The only thing I can halfway agree with in his scale is that a 13 is large. But unlike him I have seen teams pull a 13, and even a 20) into a sprint and complete them. But they also took into consideration that they would need to limit other work and swarm on the larger story. I have also seen stories estimated as a 5 turn into more work and complexity than stories that were estimated as a 20. It is all relative and fluid. Estimation gets better as the knowledge of the team on the problem space increases. It gets better as the team starts to learn the strengths and weaknesses of the members. Trying to create a "scale" to be used across the org is not something I'd advocate.
Recently we had a consultant say that we were doing story-point estimation 'all wrong'
Interesting. I mean no disrespect, but they seem to be amateurs. A good consultant wouldn't say it's all wrong - they'd be more likely to say the estimation could be improved, or that the current estimation isn't helping the business too much and come up with authoritative proof in support of the change.
Is this consultant "specialized" in Scrum or are they familiar with other, non-Scrum, concepts? If the latter, I'd be very curious to hear how they conciliate the "value based" story points with WSJF?
I am not an expert in story point based estimation myself. But here are my two cents anyway.
I believe there is no fixed method to do the estimation or assign story points. While your consultant is right to an extent, he is not completely correct. Consider the below two points.
- a 1 might be a UI change
- a 2 might be a UI and a DB change
In this case, what does UI change denote? Is swapping a logo considered UI change? What about redesigning a form with 20 fields? What about realigning 10 different UI elements?
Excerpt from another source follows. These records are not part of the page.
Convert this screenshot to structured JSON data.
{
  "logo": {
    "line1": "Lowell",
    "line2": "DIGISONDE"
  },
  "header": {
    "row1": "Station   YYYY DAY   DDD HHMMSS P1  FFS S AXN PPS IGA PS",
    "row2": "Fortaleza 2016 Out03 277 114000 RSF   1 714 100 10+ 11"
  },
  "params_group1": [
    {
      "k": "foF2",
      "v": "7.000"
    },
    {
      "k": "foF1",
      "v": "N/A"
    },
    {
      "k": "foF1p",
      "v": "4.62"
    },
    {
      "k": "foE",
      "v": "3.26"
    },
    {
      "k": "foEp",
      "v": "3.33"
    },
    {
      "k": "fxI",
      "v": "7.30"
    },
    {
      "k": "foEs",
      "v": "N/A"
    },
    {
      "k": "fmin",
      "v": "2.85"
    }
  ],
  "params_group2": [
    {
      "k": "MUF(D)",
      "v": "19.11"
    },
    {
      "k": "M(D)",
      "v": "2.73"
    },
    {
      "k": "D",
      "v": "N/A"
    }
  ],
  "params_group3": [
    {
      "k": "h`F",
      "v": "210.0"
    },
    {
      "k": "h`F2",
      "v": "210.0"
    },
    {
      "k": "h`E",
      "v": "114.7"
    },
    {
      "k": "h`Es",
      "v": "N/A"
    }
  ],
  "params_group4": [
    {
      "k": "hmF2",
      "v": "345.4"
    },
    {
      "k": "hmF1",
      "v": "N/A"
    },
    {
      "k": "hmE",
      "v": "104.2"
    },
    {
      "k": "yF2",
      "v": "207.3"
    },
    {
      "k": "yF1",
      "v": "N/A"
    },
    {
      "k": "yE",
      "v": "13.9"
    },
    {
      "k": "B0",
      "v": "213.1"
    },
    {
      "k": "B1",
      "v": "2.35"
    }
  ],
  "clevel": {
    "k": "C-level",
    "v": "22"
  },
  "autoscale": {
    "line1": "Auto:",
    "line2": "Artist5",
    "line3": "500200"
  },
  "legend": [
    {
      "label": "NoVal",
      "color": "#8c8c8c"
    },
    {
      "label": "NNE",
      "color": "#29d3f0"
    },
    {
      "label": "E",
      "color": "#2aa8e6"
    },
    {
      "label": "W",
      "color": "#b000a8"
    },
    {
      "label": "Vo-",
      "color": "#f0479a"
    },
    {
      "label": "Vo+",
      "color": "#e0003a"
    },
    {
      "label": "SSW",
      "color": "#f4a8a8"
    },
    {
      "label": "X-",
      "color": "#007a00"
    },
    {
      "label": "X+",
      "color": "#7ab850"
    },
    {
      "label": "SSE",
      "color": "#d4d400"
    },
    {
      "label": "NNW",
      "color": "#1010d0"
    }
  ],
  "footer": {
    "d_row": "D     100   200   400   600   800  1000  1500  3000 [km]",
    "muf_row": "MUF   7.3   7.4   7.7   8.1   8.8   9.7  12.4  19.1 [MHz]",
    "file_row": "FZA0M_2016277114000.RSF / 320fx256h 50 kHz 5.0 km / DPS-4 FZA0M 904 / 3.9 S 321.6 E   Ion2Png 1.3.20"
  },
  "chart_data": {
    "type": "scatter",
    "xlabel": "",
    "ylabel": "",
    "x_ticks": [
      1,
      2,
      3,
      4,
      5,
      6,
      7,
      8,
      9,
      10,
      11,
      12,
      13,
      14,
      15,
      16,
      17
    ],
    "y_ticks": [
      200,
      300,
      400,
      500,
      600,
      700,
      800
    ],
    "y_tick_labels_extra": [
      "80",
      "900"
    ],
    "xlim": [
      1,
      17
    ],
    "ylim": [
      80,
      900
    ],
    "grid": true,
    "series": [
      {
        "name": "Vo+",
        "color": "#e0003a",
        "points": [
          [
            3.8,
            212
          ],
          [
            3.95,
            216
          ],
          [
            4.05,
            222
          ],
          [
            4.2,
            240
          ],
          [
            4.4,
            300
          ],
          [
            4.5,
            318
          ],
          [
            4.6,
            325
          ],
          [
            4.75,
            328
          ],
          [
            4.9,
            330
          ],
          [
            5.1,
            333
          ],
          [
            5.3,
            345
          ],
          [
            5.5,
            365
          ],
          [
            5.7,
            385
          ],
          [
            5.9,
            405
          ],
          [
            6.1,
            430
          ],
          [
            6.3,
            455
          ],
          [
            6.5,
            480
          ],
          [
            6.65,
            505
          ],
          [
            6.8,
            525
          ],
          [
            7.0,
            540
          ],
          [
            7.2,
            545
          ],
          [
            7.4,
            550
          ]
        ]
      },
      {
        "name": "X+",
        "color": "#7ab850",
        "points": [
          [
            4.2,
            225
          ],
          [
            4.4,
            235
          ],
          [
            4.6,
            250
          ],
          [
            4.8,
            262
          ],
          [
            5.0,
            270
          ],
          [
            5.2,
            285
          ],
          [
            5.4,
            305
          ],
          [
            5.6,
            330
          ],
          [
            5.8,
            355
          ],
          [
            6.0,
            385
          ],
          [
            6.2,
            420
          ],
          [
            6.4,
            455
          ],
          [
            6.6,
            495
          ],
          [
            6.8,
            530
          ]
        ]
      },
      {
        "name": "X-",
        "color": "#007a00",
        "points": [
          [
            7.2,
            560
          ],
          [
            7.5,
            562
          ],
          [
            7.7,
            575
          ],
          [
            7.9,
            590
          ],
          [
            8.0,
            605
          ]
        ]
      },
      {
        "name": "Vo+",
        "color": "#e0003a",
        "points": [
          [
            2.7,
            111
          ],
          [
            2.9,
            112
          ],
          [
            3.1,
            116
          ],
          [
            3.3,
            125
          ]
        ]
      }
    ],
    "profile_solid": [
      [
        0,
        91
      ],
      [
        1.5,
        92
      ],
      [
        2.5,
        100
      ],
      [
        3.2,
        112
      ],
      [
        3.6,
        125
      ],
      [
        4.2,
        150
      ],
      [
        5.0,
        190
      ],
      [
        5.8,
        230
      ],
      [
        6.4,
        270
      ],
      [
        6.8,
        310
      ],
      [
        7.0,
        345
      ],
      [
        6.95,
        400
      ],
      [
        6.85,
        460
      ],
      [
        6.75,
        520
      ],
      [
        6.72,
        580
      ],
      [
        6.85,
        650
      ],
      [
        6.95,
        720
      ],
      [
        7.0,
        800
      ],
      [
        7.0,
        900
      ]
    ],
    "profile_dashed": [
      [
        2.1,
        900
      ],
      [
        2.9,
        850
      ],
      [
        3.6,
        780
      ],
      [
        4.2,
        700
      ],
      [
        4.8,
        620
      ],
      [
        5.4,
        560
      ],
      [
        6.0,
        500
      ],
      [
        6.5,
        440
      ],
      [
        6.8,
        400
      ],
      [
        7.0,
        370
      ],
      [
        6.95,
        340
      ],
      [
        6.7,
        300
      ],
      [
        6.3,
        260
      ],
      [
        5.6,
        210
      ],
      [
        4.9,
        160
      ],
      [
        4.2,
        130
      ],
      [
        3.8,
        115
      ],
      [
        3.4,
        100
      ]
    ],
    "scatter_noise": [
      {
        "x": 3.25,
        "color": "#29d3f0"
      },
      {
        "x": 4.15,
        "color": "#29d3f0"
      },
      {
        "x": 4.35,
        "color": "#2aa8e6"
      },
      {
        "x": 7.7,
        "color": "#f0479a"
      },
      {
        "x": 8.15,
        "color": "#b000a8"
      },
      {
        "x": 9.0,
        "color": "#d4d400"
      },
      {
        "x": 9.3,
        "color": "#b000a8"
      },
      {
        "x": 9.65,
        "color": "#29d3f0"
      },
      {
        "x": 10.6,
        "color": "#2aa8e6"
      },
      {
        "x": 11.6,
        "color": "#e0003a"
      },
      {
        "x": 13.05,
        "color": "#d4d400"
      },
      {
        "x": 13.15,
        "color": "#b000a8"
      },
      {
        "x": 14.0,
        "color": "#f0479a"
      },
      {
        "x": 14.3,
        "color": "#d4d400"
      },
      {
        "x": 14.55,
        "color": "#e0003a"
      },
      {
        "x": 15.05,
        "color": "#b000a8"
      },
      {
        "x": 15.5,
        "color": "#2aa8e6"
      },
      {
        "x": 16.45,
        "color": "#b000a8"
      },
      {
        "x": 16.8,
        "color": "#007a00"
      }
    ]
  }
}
So, you see, that just the value or just the effort can't be used to estimate your story.
That said, my preference is to consider hours(approximate obviously) as the main criteria. The reason is that value is useful from user's perspective. But estimation is done by the team for the team. And from their perspective, hours matter.
That's why we say "velocity might change". Because we are estimating how much work we can do, not how much value we can generate. Since velocity is a measure of value, it will fluctuate. If we focus on just the value, then we will always be working on high value items only, while low value stories will never be considered.
To conclude, we want our estimate to always be as close to 100% as possible without going over. Value can change based on what we delivered. Sometimes, we might deliver a low value story if it is prioritized higher or is a dependency for other high value stories. So, yes, velocity will change as it should track the value we are delivering.
Again, this is just my understanding. It is possible I have not considered every scenario.
So, you see, that just the value or just the effort can't be used to estimate your story.
How about include efforts , complexity , uncertainty, risk while making an estimate. I personally find its much easier when we have the abstract & relative estimation just like T-shirt sizing - XS,S,M,L etc or story points. When we look at any task, generally we refer the quantity/size first. Its big , too much, complex changes, small change , or many small changes etc. Why not restrict the estimation here itself with the size? By using 'approximate time' , isn't it still volatile and abstract? At end of course use what best suits for your team to generate the value and deliver the Goal. I just shared my thoughts , it hardly matters how you estimate if Goal is delivered successfully.